Bundy Bradley C, Franciszkowicz Marc J, Swartz James R
Department of Chemical Engineering, Stanford University, Stanford, California 94305-5025, USA.
Biotechnol Bioeng. 2008 May 1;100(1):28-37. doi: 10.1002/bit.21716.
Virus-like particles (VLP) have received considerable attention for vaccine, drug delivery, gene therapy and material science applications. Although the number of unique VLP and their applications are rapidly growing, the positive impact of VLP applications is limited by the current diverse, expensive, and typically low-yielding production technologies available. These technologies, when scaled, often result in structurally and compositionally inconsistent products. We present Escherichia coli-based cell-free protein synthesis as a production technology to overcome many of the limitations of current VLP production processes. Using this technique, the MS2 bacteriophage coat protein VLP was produced at a yield 14 times the best published production yield. Also, a C-terminally truncated Hepatitis B core protein VLP was produced at similarly high yields (6 x 10(13) VLP/mL). These VLP were found to have comparable characteristics to those produced in vivo.
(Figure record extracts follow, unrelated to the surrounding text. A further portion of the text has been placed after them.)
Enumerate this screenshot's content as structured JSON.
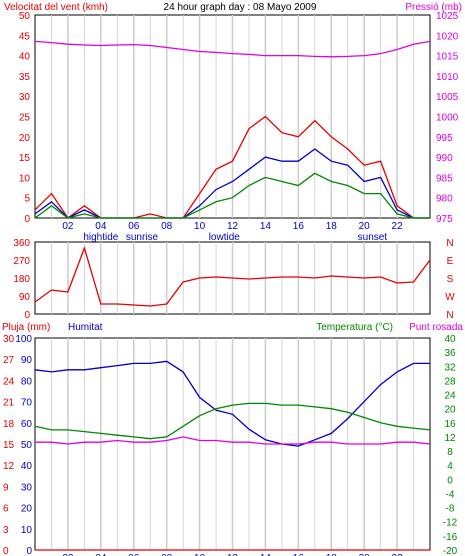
{
  "colors": {
    "red": "#e60000",
    "magenta": "#e000e0",
    "blue": "#0000c8",
    "green": "#008800",
    "grid": "#cccccc",
    "frame": "#000000",
    "background": "#ffffff"
  },
  "x_ticks": [
    "02",
    "04",
    "06",
    "08",
    "10",
    "12",
    "14",
    "16",
    "18",
    "20",
    "22"
  ],
  "x_markers": [
    "hightide",
    "sunrise",
    "lowtide",
    "sunset"
  ],
  "chart_data": [
    {
      "type": "line",
      "title": "24 hour graph day : 08 Mayo 2009",
      "ylabel": "Velocitat del vent (kmh)",
      "y2label": "Pressió (mb)",
      "ylim": [
        0,
        50
      ],
      "y2lim": [
        975,
        1025
      ],
      "yticks": [
        "0",
        "5",
        "10",
        "15",
        "20",
        "25",
        "30",
        "35",
        "40",
        "45",
        "50"
      ],
      "y2ticks": [
        "975",
        "980",
        "985",
        "990",
        "995",
        "1000",
        "1005",
        "1010",
        "1015",
        "1020",
        "1025"
      ],
      "x": [
        0,
        1,
        2,
        3,
        4,
        5,
        6,
        7,
        8,
        9,
        10,
        11,
        12,
        13,
        14,
        15,
        16,
        17,
        18,
        19,
        20,
        21,
        22,
        23,
        24
      ],
      "series": [
        {
          "role": "gust",
          "color": "red",
          "axis": "left",
          "values": [
            2,
            6,
            0,
            3,
            0,
            0,
            0,
            1,
            0,
            0,
            6,
            12,
            14,
            22,
            25,
            21,
            20,
            24,
            20,
            17,
            13,
            14,
            3,
            0,
            0
          ]
        },
        {
          "role": "average",
          "color": "blue",
          "axis": "left",
          "values": [
            1,
            4,
            0,
            2,
            0,
            0,
            0,
            0,
            0,
            0,
            3,
            7,
            9,
            12,
            15,
            14,
            14,
            17,
            14,
            13,
            9,
            10,
            2,
            0,
            0
          ]
        },
        {
          "role": "speed",
          "color": "green",
          "axis": "left",
          "values": [
            0,
            3,
            0,
            1,
            0,
            0,
            0,
            0,
            0,
            0,
            2,
            4,
            5,
            8,
            10,
            9,
            8,
            11,
            9,
            8,
            6,
            6,
            1,
            0,
            0
          ]
        },
        {
          "role": "pressure",
          "color": "magenta",
          "axis": "right",
          "values": [
            1018.5,
            1018.2,
            1017.8,
            1017.6,
            1017.5,
            1017.6,
            1017.7,
            1017.5,
            1017.0,
            1016.5,
            1016.0,
            1015.8,
            1015.5,
            1015.3,
            1015.0,
            1015.0,
            1015.0,
            1014.8,
            1014.7,
            1014.8,
            1015.0,
            1015.5,
            1016.5,
            1017.8,
            1018.5
          ]
        }
      ]
    },
    {
      "type": "line",
      "yticks": [
        "0",
        "90",
        "180",
        "270",
        "360"
      ],
      "y2ticks": [
        "N",
        "W",
        "S",
        "E",
        "N"
      ],
      "ylim": [
        0,
        360
      ],
      "x": [
        0,
        1,
        2,
        3,
        4,
        5,
        6,
        7,
        8,
        9,
        10,
        11,
        12,
        13,
        14,
        15,
        16,
        17,
        18,
        19,
        20,
        21,
        22,
        23,
        24
      ],
      "series": [
        {
          "role": "wind-direction",
          "color": "red",
          "values": [
            60,
            120,
            110,
            330,
            50,
            50,
            45,
            40,
            50,
            160,
            180,
            185,
            180,
            175,
            180,
            185,
            185,
            180,
            190,
            185,
            180,
            185,
            155,
            160,
            270
          ]
        }
      ]
    },
    {
      "type": "line",
      "ylabel": "Pluja (mm)",
      "ylabel2": "Humitat",
      "y2label": "Temperatura (°C)",
      "y3label": "Punt rosada",
      "y_rain_ticks": [
        "0",
        "3",
        "6",
        "9",
        "12",
        "15",
        "18",
        "21",
        "24",
        "27",
        "30"
      ],
      "y_hum_ticks": [
        "0",
        "10",
        "20",
        "30",
        "40",
        "50",
        "60",
        "70",
        "80",
        "90",
        "100"
      ],
      "y_temp_ticks": [
        "-20",
        "-16",
        "-12",
        "-8",
        "-4",
        "0",
        "4",
        "8",
        "12",
        "16",
        "20",
        "24",
        "28",
        "32",
        "36",
        "40"
      ],
      "x": [
        0,
        1,
        2,
        3,
        4,
        5,
        6,
        7,
        8,
        9,
        10,
        11,
        12,
        13,
        14,
        15,
        16,
        17,
        18,
        19,
        20,
        21,
        22,
        23,
        24
      ],
      "series": [
        {
          "role": "humidity",
          "color": "blue",
          "axis": "hum",
          "values": [
            85,
            84,
            85,
            85,
            86,
            87,
            88,
            88,
            89,
            84,
            72,
            66,
            64,
            57,
            52,
            50,
            49,
            52,
            55,
            62,
            70,
            78,
            84,
            88,
            88
          ]
        },
        {
          "role": "temperature",
          "color": "green",
          "axis": "temp",
          "values": [
            15,
            14,
            14,
            13.5,
            13,
            12.5,
            12,
            11.5,
            12,
            15,
            18,
            20,
            21,
            21.5,
            21.5,
            21,
            21,
            20.5,
            20,
            19,
            17.5,
            16,
            15,
            14.5,
            14
          ]
        },
        {
          "role": "dewpoint",
          "color": "magenta",
          "axis": "temp",
          "values": [
            10.5,
            10.5,
            10,
            10.5,
            10.5,
            11,
            10.5,
            10.5,
            11,
            12,
            11,
            11,
            10.5,
            10.5,
            10,
            10,
            10,
            10.5,
            10.5,
            10,
            10,
            10,
            10.5,
            10.5,
            10
          ]
        },
        {
          "role": "rain",
          "color": "red",
          "axis": "rain",
          "values": [
            0,
            0,
            0,
            0,
            0,
            0,
            0,
            0,
            0,
            0,
            0,
            0,
            0,
            0,
            0,
            0,
            0,
            0,
            0,
            0,
            0,
            0,
            0,
            0,
            0
          ]
        }
      ]
    }
  ]
}
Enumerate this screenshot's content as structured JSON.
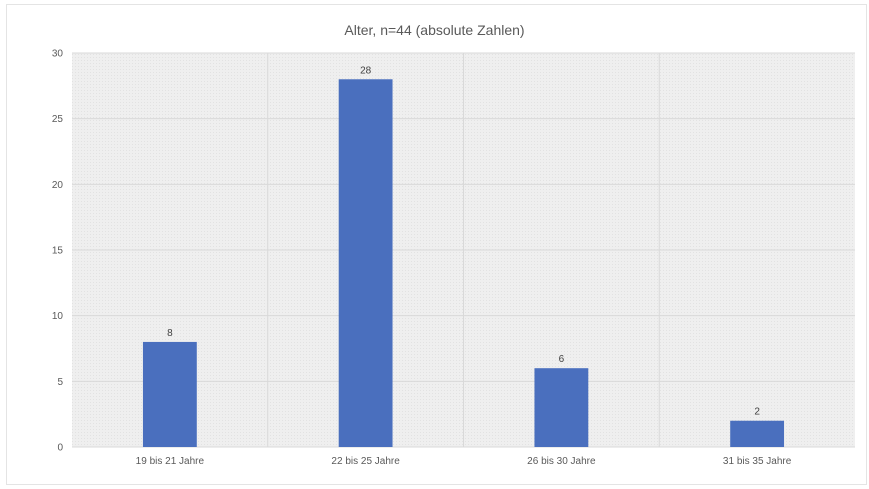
{
  "chart_data": {
    "type": "bar",
    "title": "Alter, n=44 (absolute Zahlen)",
    "xlabel": "",
    "ylabel": "",
    "categories": [
      "19 bis 21 Jahre",
      "22 bis 25 Jahre",
      "26 bis 30 Jahre",
      "31 bis 35 Jahre"
    ],
    "values": [
      8,
      28,
      6,
      2
    ],
    "ylim": [
      0,
      30
    ],
    "yticks": [
      0,
      5,
      10,
      15,
      20,
      25,
      30
    ],
    "grid": true,
    "legend": "none",
    "colors": {
      "bar": "#4a6fbe",
      "plot_background": "#efefef",
      "gridline": "#d9d9d9"
    }
  }
}
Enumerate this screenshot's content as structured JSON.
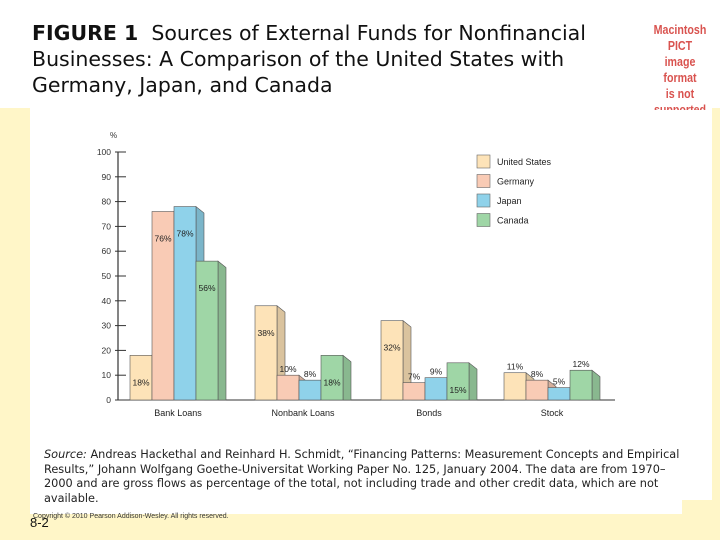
{
  "title": {
    "figure_label": "FIGURE 1",
    "text": "Sources of External Funds for Nonfinancial Businesses: A Comparison of the United States with Germany, Japan, and Canada"
  },
  "pict_notice": {
    "line1": "Macintosh PICT",
    "line2": "image format",
    "line3": "is not supported"
  },
  "chart_data": {
    "type": "bar",
    "title": "",
    "ylabel": "%",
    "xlabel": "",
    "ylim": [
      0,
      100
    ],
    "yticks": [
      0,
      10,
      20,
      30,
      40,
      50,
      60,
      70,
      80,
      90,
      100
    ],
    "categories": [
      "Bank Loans",
      "Nonbank Loans",
      "Bonds",
      "Stock"
    ],
    "series": [
      {
        "name": "United States",
        "color": "#fde3b8",
        "values": [
          18,
          38,
          32,
          11
        ],
        "labels": [
          "18%",
          "38%",
          "32%",
          "11%"
        ]
      },
      {
        "name": "Germany",
        "color": "#f9cbb5",
        "values": [
          76,
          10,
          7,
          8
        ],
        "labels": [
          "76%",
          "10%",
          "7%",
          "8%"
        ]
      },
      {
        "name": "Japan",
        "color": "#8fd2ea",
        "values": [
          78,
          8,
          9,
          5
        ],
        "labels": [
          "78%",
          "8%",
          "9%",
          "5%"
        ]
      },
      {
        "name": "Canada",
        "color": "#9fd6a6",
        "values": [
          56,
          18,
          15,
          12
        ],
        "labels": [
          "56%",
          "18%",
          "15%",
          "12%"
        ]
      }
    ],
    "legend_position": "top-right"
  },
  "source": {
    "label": "Source:",
    "text": "Andreas Hackethal and Reinhard H. Schmidt, “Financing Patterns: Measurement Concepts and Empirical Results,” Johann Wolfgang Goethe-Universitat Working Paper No. 125, January 2004. The data are from 1970–2000 and are gross flows as percentage of the total, not including trade and other credit data, which are not available."
  },
  "footer": {
    "copyright": "Copyright © 2010 Pearson Addison-Wesley. All rights reserved.",
    "slide_number": "8-2"
  }
}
The scalability of this technology was tested without loss in production yields. To our knowledge, this is the first time a prokaryote-based in vitro transcription/translation system has generated a virus-like particle.
病毒样颗粒(VLP)在疫苗、药物递送、基因治疗和材料科学应用方面受到了广泛关注。尽管独特的VLP数量及其应用正在迅速增长,但VLP应用的积极影响受到当前多样化、昂贵且通常产量较低的生产技术的限制。这些技术在扩大规模时,往往会导致产品在结构和组成上不一致。我们提出基于大肠杆菌的无细胞蛋白质合成作为一种生产技术,以克服当前VLP生产过程中的许多限制。使用这种技术,MS2噬菌体衣壳蛋白VLP的产量是已发表的最佳产量的14倍。此外,C末端截短的乙肝核心蛋白VLP也以同样高的产量(6×10¹³ VLP/mL)生产。这些VLP被发现具有与体内产生的VLP相当的特性。该技术的可扩展性在不损失产量的情况下进行了测试。据我们所知,这是首次基于原核生物的体外转录/翻译系统产生病毒样颗粒。